Having taught some courses to graduate students (in economics) that involve programing, some of them using Julia, my perspective on the “first programming language” question is the following.
Some people gravitate to programming at an early age, eg during the elementary and primary school years. They find computers fascinating, and they want to learn to program. Initially, a lot of their knowledge is self-taught and not necessarily organized, they can have important blind spots. Nevertheless, they quickly master basic concepts, and can move up to more advanced ones quickly.
Other people realize that they have to program, usually in their senior undergrad years, or during the first part of their graduate education. They are not especially attracted to it, and frequently just want to solve a problem with the minimum programming necessary.

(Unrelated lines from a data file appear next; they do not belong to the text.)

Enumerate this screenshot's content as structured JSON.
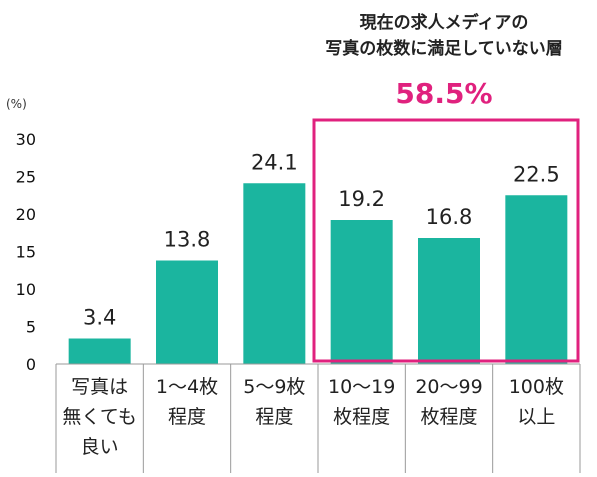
{
  "chart_data": {
    "type": "bar",
    "unit_label": "(%)",
    "ylim": [
      0,
      30
    ],
    "yticks": [
      "0",
      "5",
      "10",
      "15",
      "20",
      "25",
      "30"
    ],
    "grid": false,
    "categories": [
      [
        "写真は",
        "無くても",
        "良い"
      ],
      [
        "1～4枚",
        "程度"
      ],
      [
        "5～9枚",
        "程度"
      ],
      [
        "10～19",
        "枚程度"
      ],
      [
        "20～99",
        "枚程度"
      ],
      [
        "100枚",
        "以上"
      ]
    ],
    "values": [
      3.4,
      13.8,
      24.1,
      19.2,
      16.8,
      22.5
    ],
    "value_labels": [
      "3.4",
      "13.8",
      "24.1",
      "19.2",
      "16.8",
      "22.5"
    ],
    "bar_color": "#1bb59f",
    "annotation": {
      "title_lines": [
        "現在の求人メディアの",
        "写真の枚数に満足していない層"
      ],
      "value": "58.5%",
      "color": "#e0217e",
      "highlight_categories": [
        3,
        4,
        5
      ]
    }
  }
}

This is of course a simplification, and the age of starting programming may not be the key factor. The point is that the two groups require different approaches. For the first one, Julia can be a source of fascinating concepts and tools (multiple dispatch, metaprogramming, …). For the second one, it can be a collection of sophisticated tools which are overwhelming upon first encounter to the point of incomprehensibility.
When writing introductory material, I find it helpful to keep the above distinction in mind. I think that a carefully chosen subset of Julia can be a great “first programming language”, one that also provides seamless transition into learning advanced concepts later, within the same language. But choosing this subset depends on the target audience, their objectives (eg optimization problems, differential equations, dynamic programming, DSGE models, etc).
This is why I think that metaprogramming, and even the intricacies of types and multiple dispatch can be omitted in a “first programming language” context. I think the place for them is short, self-contained tutorials. But again, the manual is very good for that purpose.